St Mary's Cathedral
St Mary's Cathedral Gdansk Reviews
St Mary's Cathedral and Tower Aug 28, 2013
St Mary’s Basilica is one of the most prominent buildings in Gdansk. It is the largest medieval brick built church in Europe. Initially a centre of Catholic pilgrimage dedicated to the Virgin Mary, it has spent parts of its history as a Lutheran church (explaining how white washed and plain it is inside) and only reverted to Catholic use after the Second World War.
It was badly damaged in the war, and parts of what you see are a modern recreation of the original structure. However, it was remade close to the original. It’s hard not to be impressed by the brick construction – light and airy at a point in history when British cathedrals needed extensive stone buttressing to stay up. There is not much in the way of original medieval decoration, because of the Lutheran influences and also because it was extensively looted in the war; the Germans blamed the Soviet army and the Soviets blamed the Germans, and given that pieces of art have turned up in both sides’ post war territory it was probably both of them. But a gorgeous medieval clock has survived, and there are some nice side chapels, including quite a modern one at the back.
But the real reason to visit is the great brick tower. It’s a dizzying climb, first up a narrow twisting staircase, and then in caged concrete walkways spiralling up the huge void inside the tower. It is hard to tell how big it is from the ground, but from inside the tower is huge. You can see the concrete roofing replacing brickwork that collapsed (in some cases melting) during a fire in the last days of the war, and the bells themselves, before emerging onto a tiny platform on the tower roof. This offers spectacular views out over Gdansk, to the sea and the shipyards on one side and the countryside in the other direction. There is a man who will hire you some binoculars if you like.

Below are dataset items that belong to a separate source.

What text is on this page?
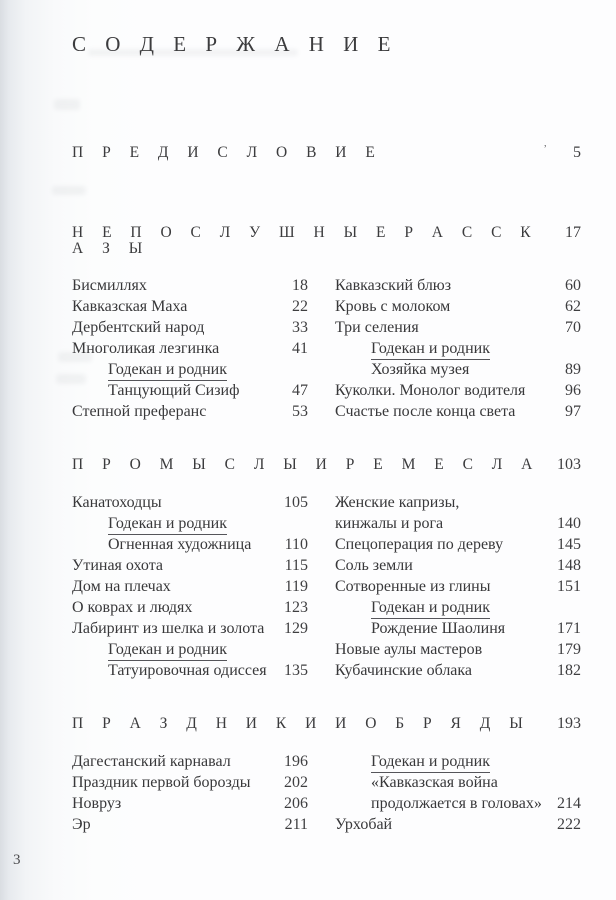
С О Д Е Р Ж А Н И Е
П Р Е Д И С Л О В И Е	’ 5
Н Е П О С Л У Ш Н Ы Е Р А С С К А З Ы
17
Бисмиллях	18
Кавказская Маха	22
Дербентский народ	33
Многоликая лезгинка	41
Годекан и родник
Танцующий Сизиф	47
Степной преферанс	53
Кавказский блюз	60
Кровь с молоком	62
Три селения	70
Годекан и родник
Хозяйка музея	89
Куколки. Монолог водителя	96
Счастье после конца света	97
П Р О М Ы С Л Ы И Р Е М Е С Л А 103
Канатоходцы	105
Годекан и родник
Огненная художница	110
Утиная охота	115
Дом на плечах	119
О коврах и людях	123
Лабиринт из шелка и золота	129
Годекан и родник
Татуировочная одиссея	135
Женские капризы,
кинжалы и рога	140
Спецоперация по дереву	145
Соль земли	148
Сотворенные из глины	151
Годекан и родник
Рождение Шаолиня	171
Новые аулы мастеров	179
Кубачинские облака	182
П Р А З Д Н И К И И О Б Р Я Д Ы 193
Дагестанский карнавал	196
Праздник первой борозды	202
Новруз	206
Эр	211
Годекан и родник
«Кавказская война
продолжается в головах» 214
Урхобай	222
3
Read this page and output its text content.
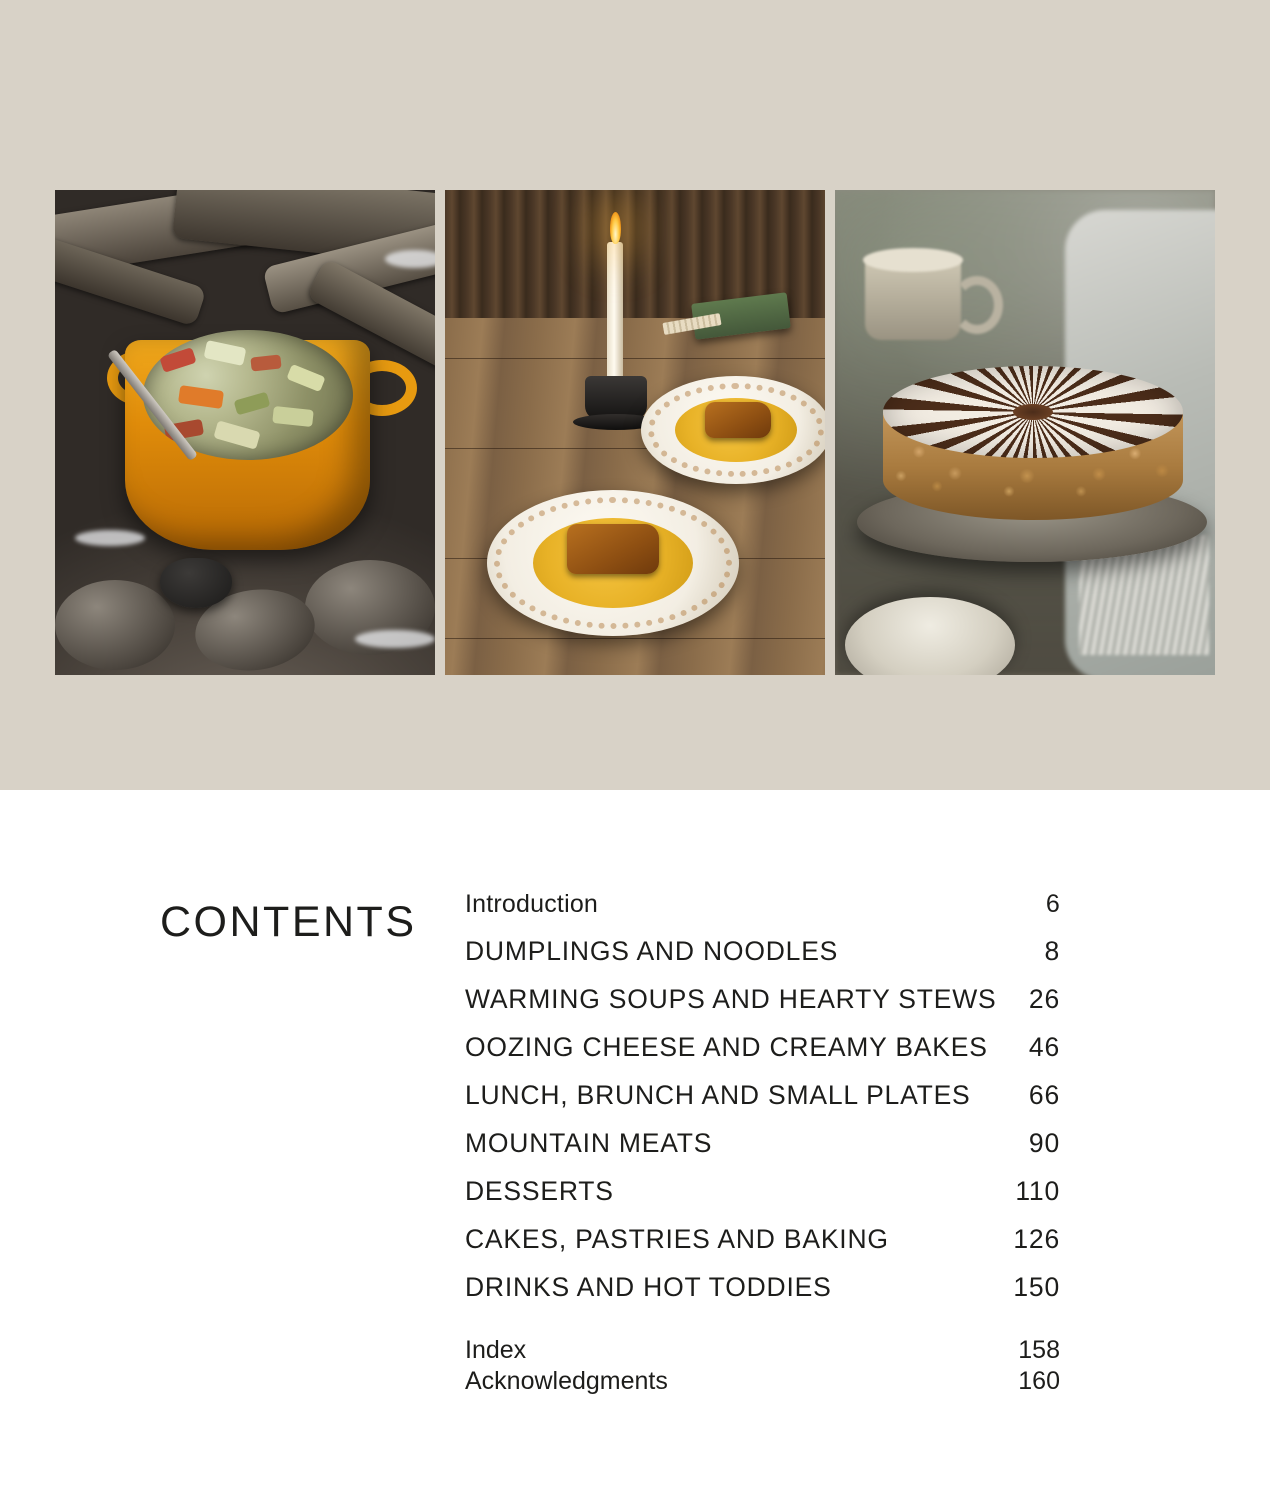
CONTENTS Introduction	6
DUMPLINGS AND NOODLES	8
WARMING SOUPS AND HEARTY STEWS 26
OOZING CHEESE AND CREAMY BAKES 46
LUNCH, BRUNCH AND SMALL PLATES 66
MOUNTAIN MEATS	90
DESSERTS	110
CAKES, PASTRIES AND BAKING	126
DRINKS AND HOT TODDIES	150
Index	158
Acknowledgments	160
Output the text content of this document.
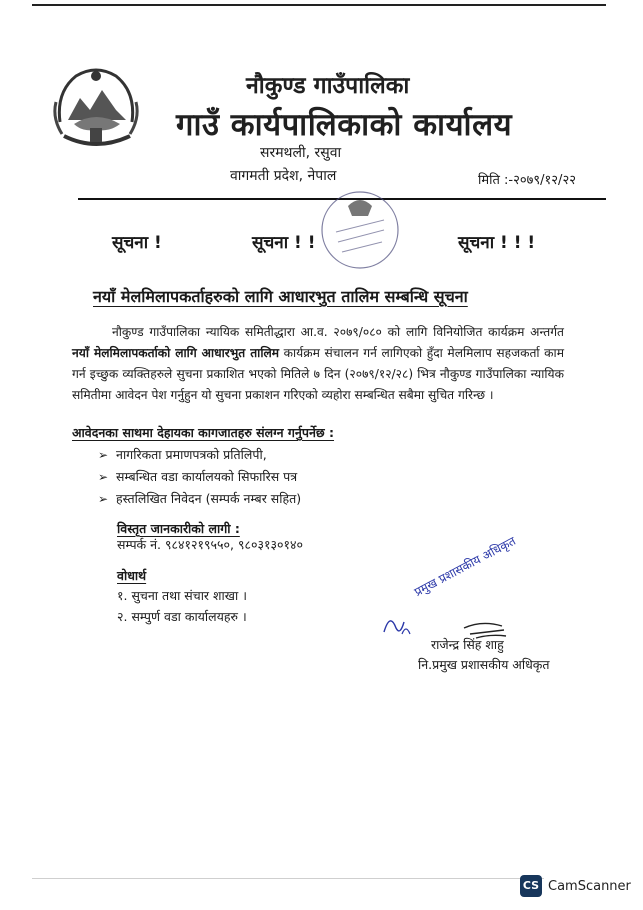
नौकुण्ड गाउँपालिका
गाउँ कार्यपालिकाको कार्यालय
सरमथली, रसुवा
वागमती प्रदेश, नेपाल	मिति :-२०७९/१२/२२
सूचना !	सूचना ! !	सूचना ! ! !
नयाँ मेलमिलापकर्ताहरुको लागि आधारभुत तालिम सम्बन्धि सूचना

नौकुण्ड गाउँपालिका न्यायिक समितीद्धारा आ.व. २०७९/०८० को लागि विनियोजित कार्यक्रम अन्तर्गत नयाँ मेलमिलापकर्ताको लागि आधारभुत तालिम कार्यक्रम संचालन गर्न लागिएको हुँदा मेलमिलाप सहजकर्ता काम गर्न इच्छुक व्यक्तिहरुले सुचना प्रकाशित भएको मितिले ७ दिन (२०७९/१२/२८) भित्र नौकुण्ड गाउँपालिका न्यायिक समितीमा आवेदन पेश गर्नुहुन यो सुचना प्रकाशन गरिएको व्यहोरा सम्बन्धित सबैमा सुचित गरिन्छ ।

आवेदनका साथमा देहायका कागजातहरु संलग्न गर्नुपर्नेछ :
➢ नागरिकता प्रमाणपत्रको प्रतिलिपी,
➢ सम्बन्धित वडा कार्यालयको सिफारिस पत्र
➢ हस्तलिखित निवेदन (सम्पर्क नम्बर सहित)
विस्तृत जानकारीको लागी :
सम्पर्क नं. ९८४१२१९५५०, ९८०३१३०१४०
वोधार्थ
१. सुचना तथा संचार शाखा ।
२. सम्पुर्ण वडा कार्यालयहरु ।
प्रमुख प्रशासकीय अधिकृत
राजेन्द्र सिंह शाहु
नि.प्रमुख प्रशासकीय अधिकृत
CS CamScanner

The tower is a significant climb, and has no real space to even rest if people are coming up behind you until you enter the upper reaches of the tower. The staircase is steep, narrow, and frankly terrifying, and I don’t even have that many issues with heights as a rule. So don’t try the tower if you have any mobility problems or any small children that can’t manage hundreds of stairs on their own. Entrance to the cathedral is 4 zloty and the tower is another 5 zloty. There is a small shop that sells guidebooks, including in English, but I didn’t get one. Bear in mind that many Polish people are deeply religious and respectful dress is certainly appreciated.